The National Shoe of Texas

The cowboy boot wasn’t born in Texas, but as the saying goes, it got here as quickly as it could. Details of the journey are dusty at best, with some historians tracing early versions of the heels to legendary conquerors like Attila the Hun and Genghis Khan. It makes for an origin story that’s as grandiose and ambiguous as Texas itself, but the short version is that for as long as men have been mounting horses, they’ve needed shoes sturdy enough to come along for the ride.

The facts become clearer when Longhorns enter the picture. Historian Tyler Beard’s The Art of the Boot says cowboy culture began developing in Texas in 1867, which if the Hun accounts are true, means the cowboy boot already had roughly thirteen centuries to develop a rep for rugged individualism. Beard credits a young Kansas livestock trader’s generous cattle driving salaries for bringing the first cowboys to the Chisholm Trail. Forty dollars per head meant real money at the end of the 700-mile trek to Abilene, Kansas — and much of that money was spent on nice pair of new boots.

The first model of choice for these footwear pioneers was based on the Wellington boot. Named after the general who defeated Napoleon at Waterloo, the knee-length height protected riders calves, rounded toes slid easily into stirrups, and one-inch heels secured the rider’s feet in a manner similar to today’s clip-in bike pedals. Early on, the utilitarian nature meant a lack of decorative elements, but soon boot makers learned that stitching actually toughened the leather. It also didn’t hurt that Texans like to show off.

So soon enough the Wellington evolved into something with a little more swagger. Taking cues from more ornamented Hessian boots seen during the Civil War, a boot maker in Coffeyville, Kansas created his own hybrid style that incorporated contrasting leather colors and an optional five-point star on the front of the boot. It was one of the earliest incarnations of a toe bug, the type of elaborate stitching likely to catch a dance partner’s eye on the dance floor of the White Horse.

Flash forward to 2015 and the $15 mail order boots worn by the earliest Texans are long gone. The same level of hand craftsmanship and personalized details still exist thanks to obscure artisans and the higher-end lines at legacy companies like Justin and Lucchese, but nowadays an entry level pair should run you at least $200 according to Ulli Johnston, also known as the famed “Boot Whisperer of Wimberley.”

Available by appointment only, Johnston hosts customers at the Wild West Store, where with a quick view of the customer’s naked foot and a literal wiggling of her fingers, she divines a perfect fitting pair out of her stock of nearly 800 vintage choices.
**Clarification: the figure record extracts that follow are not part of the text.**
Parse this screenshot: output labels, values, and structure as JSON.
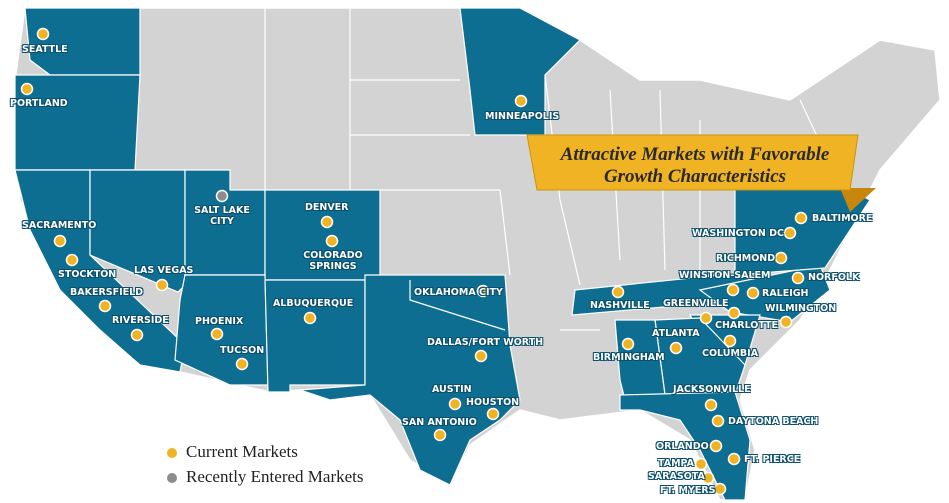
{
  "banner": [
    "Attractive Markets with Favorable",
    "Growth Characteristics"
  ],
  "legend": [
    {
      "label": "Current Markets",
      "color": "#f0b323",
      "markets": [
        "SEATTLE",
        "PORTLAND",
        "MINNEAPOLIS",
        "DENVER",
        "COLORADO SPRINGS",
        "SACRAMENTO",
        "STOCKTON",
        "LAS VEGAS",
        "BAKERSFIELD",
        "RIVERSIDE",
        "PHOENIX",
        "TUCSON",
        "ALBUQUERQUE",
        "OKLAHOMA CITY",
        "DALLAS/FORT WORTH",
        "AUSTIN",
        "HOUSTON",
        "SAN ANTONIO",
        "NASHVILLE",
        "BIRMINGHAM",
        "ATLANTA",
        "GREENVILLE",
        "CHARLOTTE",
        "COLUMBIA",
        "WINSTON-SALEM",
        "RALEIGH",
        "WILMINGTON",
        "NORFOLK",
        "RICHMOND",
        "WASHINGTON DC",
        "BALTIMORE",
        "JACKSONVILLE",
        "DAYTONA BEACH",
        "ORLANDO",
        "FT. PIERCE",
        "TAMPA",
        "SARASOTA",
        "FT. MYERS"
      ]
    },
    {
      "label": "Recently Entered Markets",
      "color": "#8c8c8c",
      "markets": [
        "SALT LAKE CITY"
      ]
    }
  ]
}
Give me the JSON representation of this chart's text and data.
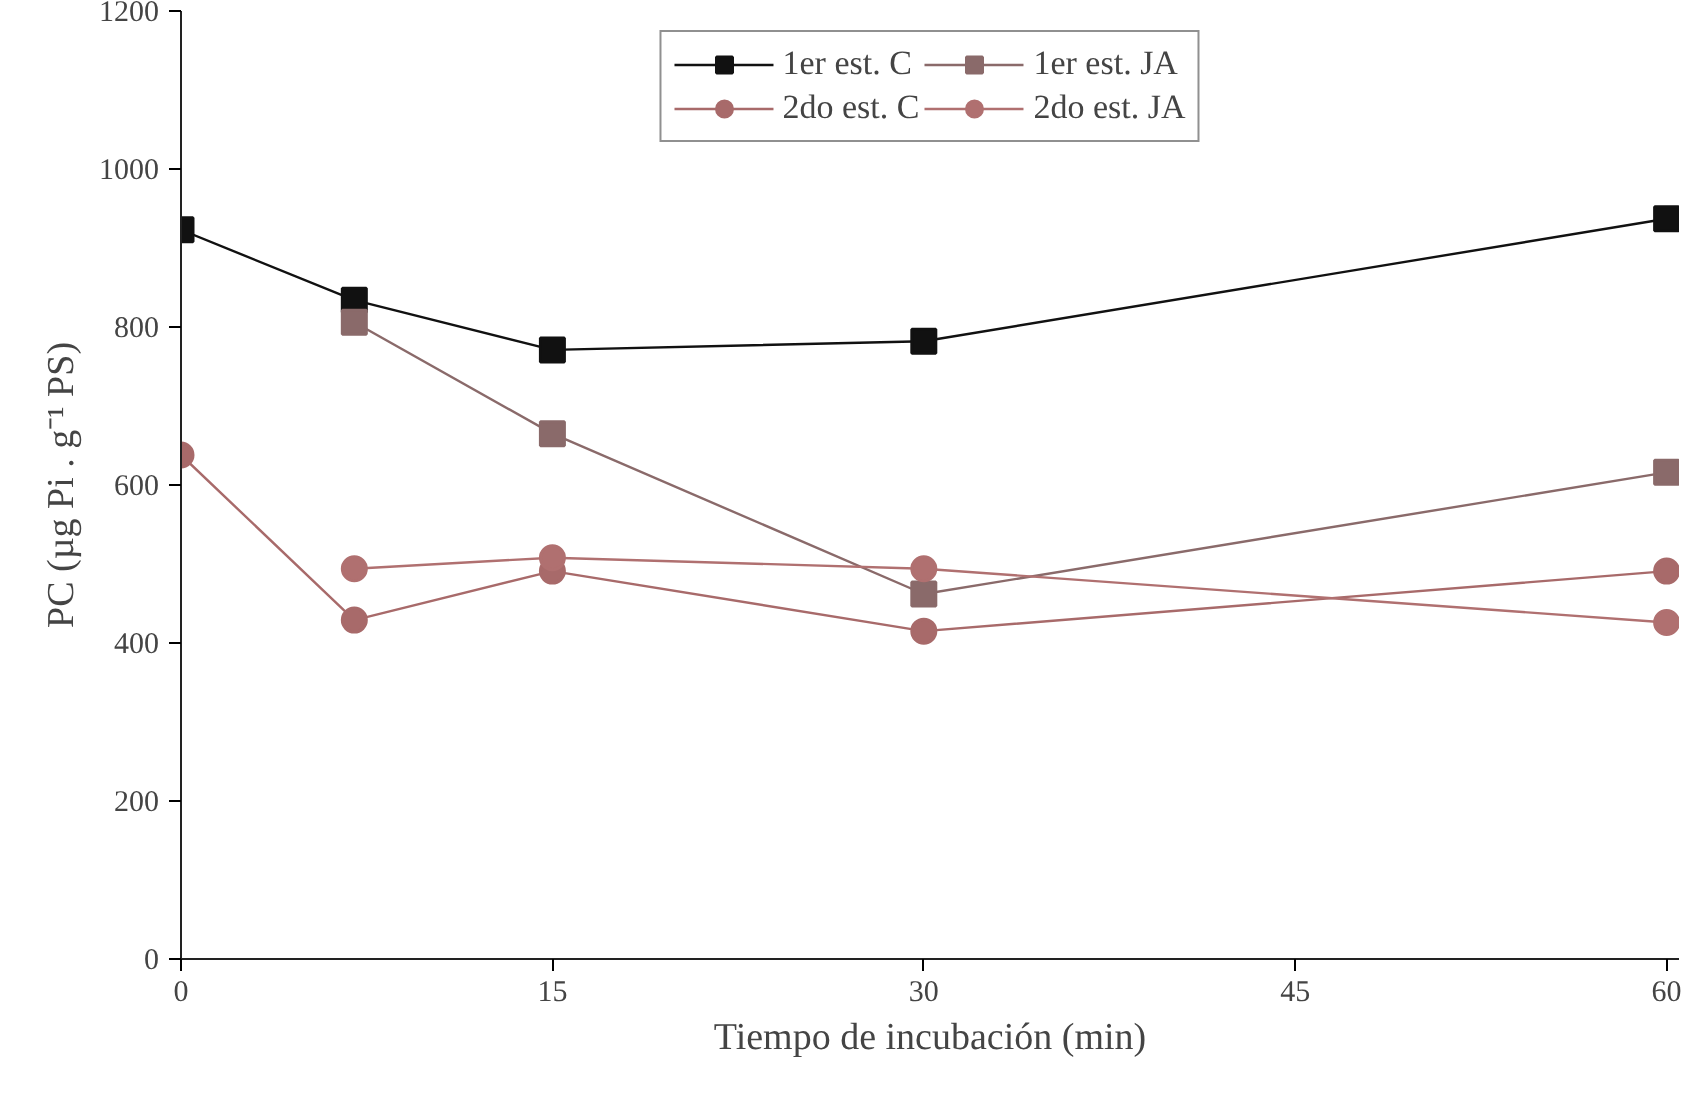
{
  "chart_data": {
    "type": "line",
    "xlabel": "Tiempo de incubación (min)",
    "ylabel": "PC (µg Pi . g⁻¹ PS)",
    "x": [
      0,
      7,
      15,
      30,
      60
    ],
    "xlim": [
      0,
      60.5
    ],
    "ylim": [
      0,
      1200
    ],
    "xticks": [
      0,
      15,
      30,
      45,
      60
    ],
    "yticks": [
      0,
      200,
      400,
      600,
      800,
      1000,
      1200
    ],
    "grid": false,
    "legend": "top",
    "series": [
      {
        "name": "1er est. C",
        "color": "#111111",
        "marker": "square",
        "values": [
          923,
          834,
          771,
          782,
          937
        ]
      },
      {
        "name": "2do est. C",
        "color": "#a86a6a",
        "marker": "circle",
        "values": [
          638,
          429,
          491,
          415,
          491
        ]
      },
      {
        "name": "1er est. JA",
        "color": "#8a6a6a",
        "marker": "square",
        "values": [
          null,
          806,
          665,
          462,
          616
        ]
      },
      {
        "name": "2do est. JA",
        "color": "#b07070",
        "marker": "circle",
        "values": [
          null,
          494,
          508,
          494,
          426
        ]
      }
    ]
  }
}
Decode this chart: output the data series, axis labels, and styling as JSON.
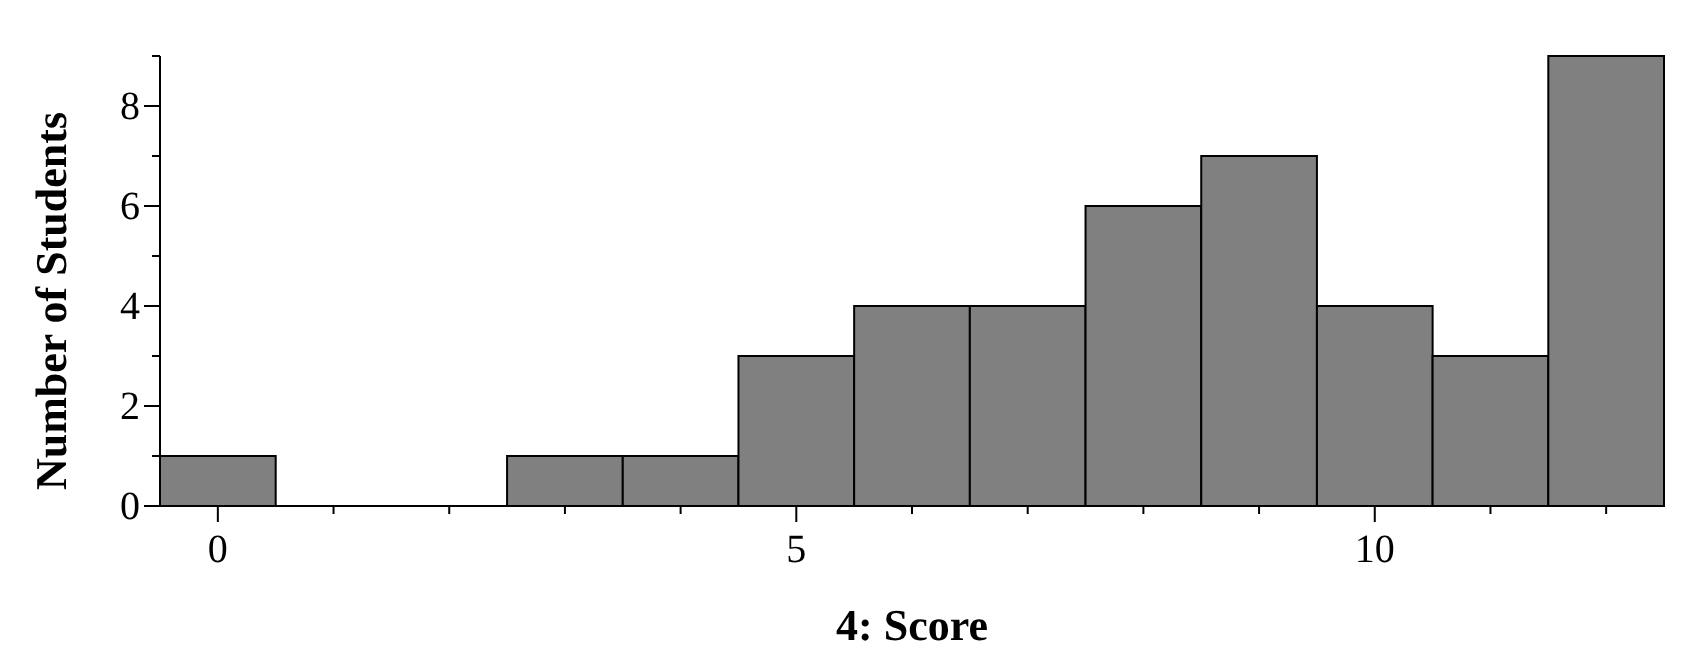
{
  "chart_data": {
    "type": "histogram",
    "xlabel": "4: Score",
    "ylabel": "Number of Students",
    "bins": [
      -0.5,
      0.5,
      1.5,
      2.5,
      3.5,
      4.5,
      5.5,
      6.5,
      7.5,
      8.5,
      9.5,
      10.5,
      11.5,
      12.5
    ],
    "values": [
      1,
      0,
      0,
      1,
      1,
      3,
      4,
      4,
      6,
      7,
      4,
      3,
      9
    ],
    "color": "#808080",
    "xlim": [
      -0.5,
      12.5
    ],
    "xticks": [
      0,
      {
        "value": 1,
        "label": null
      },
      {
        "value": 2,
        "label": null
      },
      {
        "value": 3,
        "label": null
      },
      {
        "value": 4,
        "label": null
      },
      5,
      {
        "value": 6,
        "label": null
      },
      {
        "value": 7,
        "label": null
      },
      {
        "value": 8,
        "label": null
      },
      {
        "value": 9,
        "label": null
      },
      10,
      {
        "value": 11,
        "label": null
      },
      {
        "value": 12,
        "label": null
      }
    ],
    "ylim": [
      0,
      9
    ],
    "yticks": [
      0,
      {
        "value": 1,
        "label": null
      },
      2,
      {
        "value": 3,
        "label": null
      },
      4,
      {
        "value": 5,
        "label": null
      },
      6,
      {
        "value": 7,
        "label": null
      },
      8,
      {
        "value": 9,
        "label": null
      }
    ],
    "grid": false
  }
}
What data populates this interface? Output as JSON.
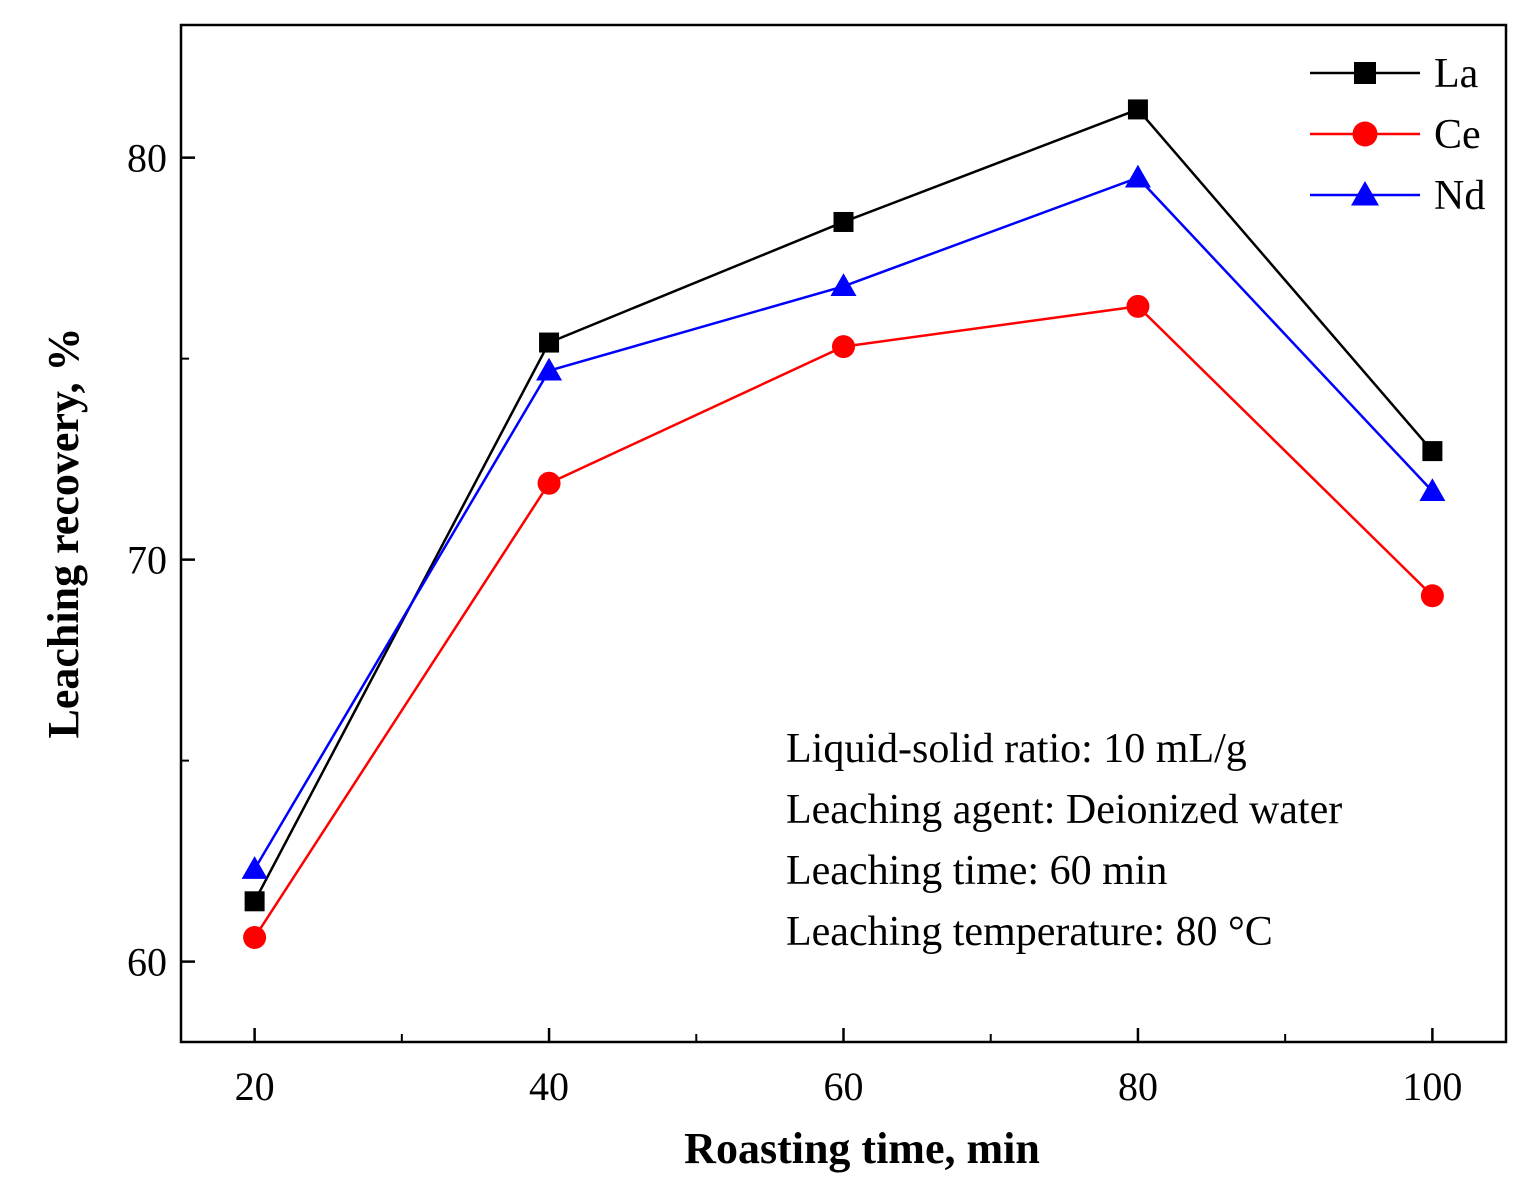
{
  "chart_data": {
    "type": "line",
    "title": "",
    "xlabel": "Roasting time, min",
    "ylabel": "Leaching recovery, %",
    "xlim": [
      15,
      105
    ],
    "ylim": [
      58,
      83.3
    ],
    "x_ticks": [
      20,
      40,
      60,
      80,
      100
    ],
    "x_minor_ticks": [
      30,
      50,
      70,
      90
    ],
    "y_ticks": [
      60,
      70,
      80
    ],
    "grid": false,
    "legend_position": "top-right",
    "x": [
      20,
      40,
      60,
      80,
      100
    ],
    "series": [
      {
        "name": "La",
        "color": "#000000",
        "marker": "square",
        "values": [
          61.5,
          75.4,
          78.4,
          81.2,
          72.7
        ]
      },
      {
        "name": "Ce",
        "color": "#ff0000",
        "marker": "circle",
        "values": [
          60.6,
          71.9,
          75.3,
          76.3,
          69.1
        ]
      },
      {
        "name": "Nd",
        "color": "#0000ff",
        "marker": "triangle",
        "values": [
          62.3,
          74.7,
          76.8,
          79.5,
          71.7
        ]
      }
    ],
    "annotations": [
      "Liquid-solid ratio: 10 mL/g",
      "Leaching agent: Deionized water",
      "Leaching time: 60 min",
      "Leaching temperature: 80 °C"
    ]
  }
}
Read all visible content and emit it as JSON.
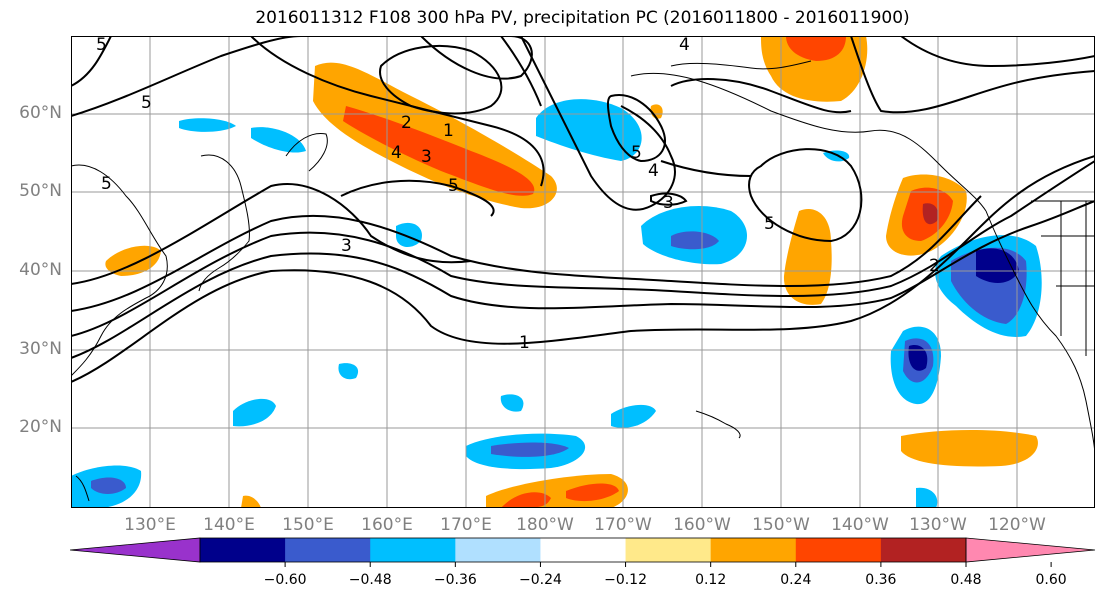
{
  "title": "2016011312 F108 300 hPa PV, precipitation PC (2016011800 - 2016011900)",
  "lat_labels": [
    "60°N",
    "50°N",
    "40°N",
    "30°N",
    "20°N"
  ],
  "lon_labels": [
    "130°E",
    "140°E",
    "150°E",
    "160°E",
    "170°E",
    "180°W",
    "170°W",
    "160°W",
    "150°W",
    "140°W",
    "130°W",
    "120°W"
  ],
  "colorbar": {
    "ticks": [
      "−0.60",
      "−0.48",
      "−0.36",
      "−0.24",
      "−0.12",
      "0.12",
      "0.24",
      "0.36",
      "0.48",
      "0.60"
    ],
    "colors": [
      "#9932cc",
      "#00008b",
      "#3a5bcd",
      "#00bfff",
      "#b0e0ff",
      "#ffffff",
      "#ffe98a",
      "#ffa500",
      "#ff4500",
      "#b22222",
      "#ff88b0"
    ]
  },
  "contour_labels": [
    "5",
    "5",
    "5",
    "4",
    "5",
    "4",
    "3",
    "5",
    "1",
    "2",
    "3",
    "4",
    "5",
    "3",
    "2",
    "1"
  ],
  "colors": {
    "contour": "#000000",
    "coast": "#000000",
    "grid": "#999999",
    "axis_label": "#808080"
  }
}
How she channels the spirits of the Chisholm Trail is unclear even to her, but it isn’t part of some smoke and mirrors Western wear fad.

“These boots were made before lasers, before computers. Real people cut the leathers and did the stitching,” says Johnston. “They’re not mass-produced.” The precision of hand-stitching and the comfort, fit and durability of expert leatherwork can’t be understated, but these marks of the human hand are as symbolic as they are functional.

More than any other type of footwear, a good cowboy boot has both a maker and a past. That connection is what draws jet setters to pay thousands of dollars for exotic leathers, turns tourist curiosity into bank-breaking impulse buys, and makes two-steppin’ at the Broken Spoke such a special event. It’s how one type of shoe can pair just as well with trailheads as they do sidewalks, with pearl snaps as designer suits, with backyard barbecues as charity galas. And it’s why even though Texas has ridden boldly into the new millennium, we’ll never hang up our boots.